If you pull a fuse and the amperage reading drops to zero, that is the culprit.
An auto mechanic using a fuse puller to pull fuses from the fuse box
The problem might be the fuse or the component connected via that fuse.
So install another fuse with a similar power rating in that slot. If the reading is zero, the issue is the fuse. Replace it, and that’s it.
But if you get a reading, the electrical draw issue is probably in the connected component.
Locate this component and its wiring to troubleshoot the problem.
Once you’ve solved the issue, reassemble the fuse box, disconnect the millimeter or test light, then reattach the negative battery cable to the negative terminal.
Parasitic Battery Drain Causes
Cars pull some power when off, and the standard battery drain when you turn off the ignition switch and lock the car is less than 50 milliamps in old vehicles.
Newer cars pull about 50 to 85 milliamps. Devices causing this current draw include things like internal clocks and alarm systems.
Any excessive drain above these figures is usually due to shorting or wiring faults that keep circuits/devices energized when you turn them off.
These devices include computer modules, hidden lighting (glove compartment, trunk, or hood), headlights, and relay switches.
A vehicle’s electromagnetic relay switch
But the low power issue might not be due to the high amp draw.

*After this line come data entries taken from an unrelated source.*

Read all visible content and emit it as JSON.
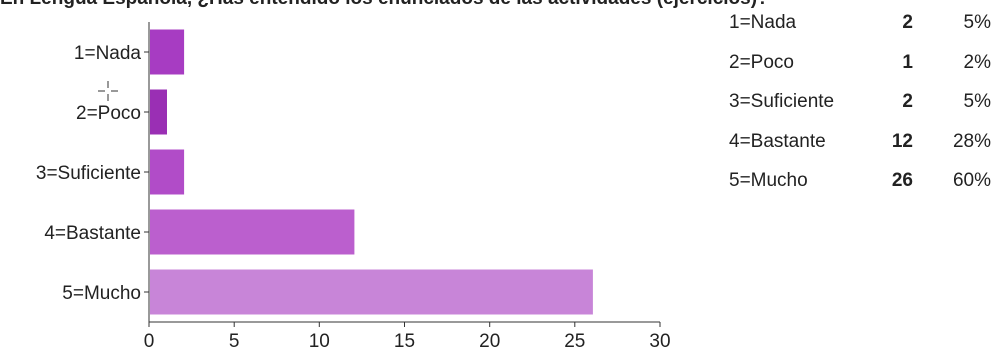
{
  "title": "En Lengua Española, ¿Has entendido los enunciados de las actividades (ejercicios)?",
  "colors": {
    "bars": [
      "#a73cc2",
      "#9a2fb4",
      "#b14cc8",
      "#bb5fce",
      "#c885d8"
    ],
    "axis": "#333333",
    "text": "#222222"
  },
  "chart_data": {
    "type": "bar",
    "orientation": "horizontal",
    "categories": [
      "1=Nada",
      "2=Poco",
      "3=Suficiente",
      "4=Bastante",
      "5=Mucho"
    ],
    "values": [
      2,
      1,
      2,
      12,
      26
    ],
    "xlim": [
      0,
      30
    ],
    "xticks": [
      0,
      5,
      10,
      15,
      20,
      25,
      30
    ],
    "grid": false
  },
  "summary": [
    {
      "label": "1=Nada",
      "count": "2",
      "percent": "5%"
    },
    {
      "label": "2=Poco",
      "count": "1",
      "percent": "2%"
    },
    {
      "label": "3=Suficiente",
      "count": "2",
      "percent": "5%"
    },
    {
      "label": "4=Bastante",
      "count": "12",
      "percent": "28%"
    },
    {
      "label": "5=Mucho",
      "count": "26",
      "percent": "60%"
    }
  ]
}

A faulty battery will not meet the power demands of a starter motor.
It can also be due to damaged alternator diodes. Alternators can have up to six diodes for AC to DC conversion to recharge the battery.
So if worn out, you won’t have a fully-charged battery.
Automotive Battery Failure/Battery Drain Signs
Batteries have a finite life. So if you have not replaced your car battery for about 4-5 years, it is most likely the culprit.
Slow battery drain will wear out healthy batteries faster, shortening their lifespan. So check for these signs to solve the issue quickly before the repair becomes more expensive.
Clicking Instead of Cranking
One of the signs of a dead battery is a lengthy cranking period or clicking sounds from the starter motor (starter relay).
Dashboard Lights Turn On, But the Engine Doesn’t Start
If too weak, the battery will not even crank the starter. So the dashboard lights and head unit will turn on, but the battery won’t have enough power to energize the starter motor.
Dim Headlights
A drained or faulty battery only holds a little charge, meaning it will provide low electrical current levels to power your headlights.
Backfiring
Gasoline engines use spark plugs to ignite the air-fuel mix. A low or failing battery might supply irregular power to the ignition system, causing intermittent sparks.
So the fuel might not burn in the combustion chamber.
Vehicle Needs Jump Starting
Jump starting is typical when the battery is on its last legs or drained low.
Wrap Up
Parasitic battery drain issues have similar symptoms as dead or failing batteries. So you need to diagnose this problem from three angles.
Check the battery status, alternator charging system, and fuse box current drain.
Once you’ve narrowed down the problem, fix and re-test the system. Remember, the excessive drain can damage the battery.
So we recommend solving battery drain issues immediately after you notice the symptoms above.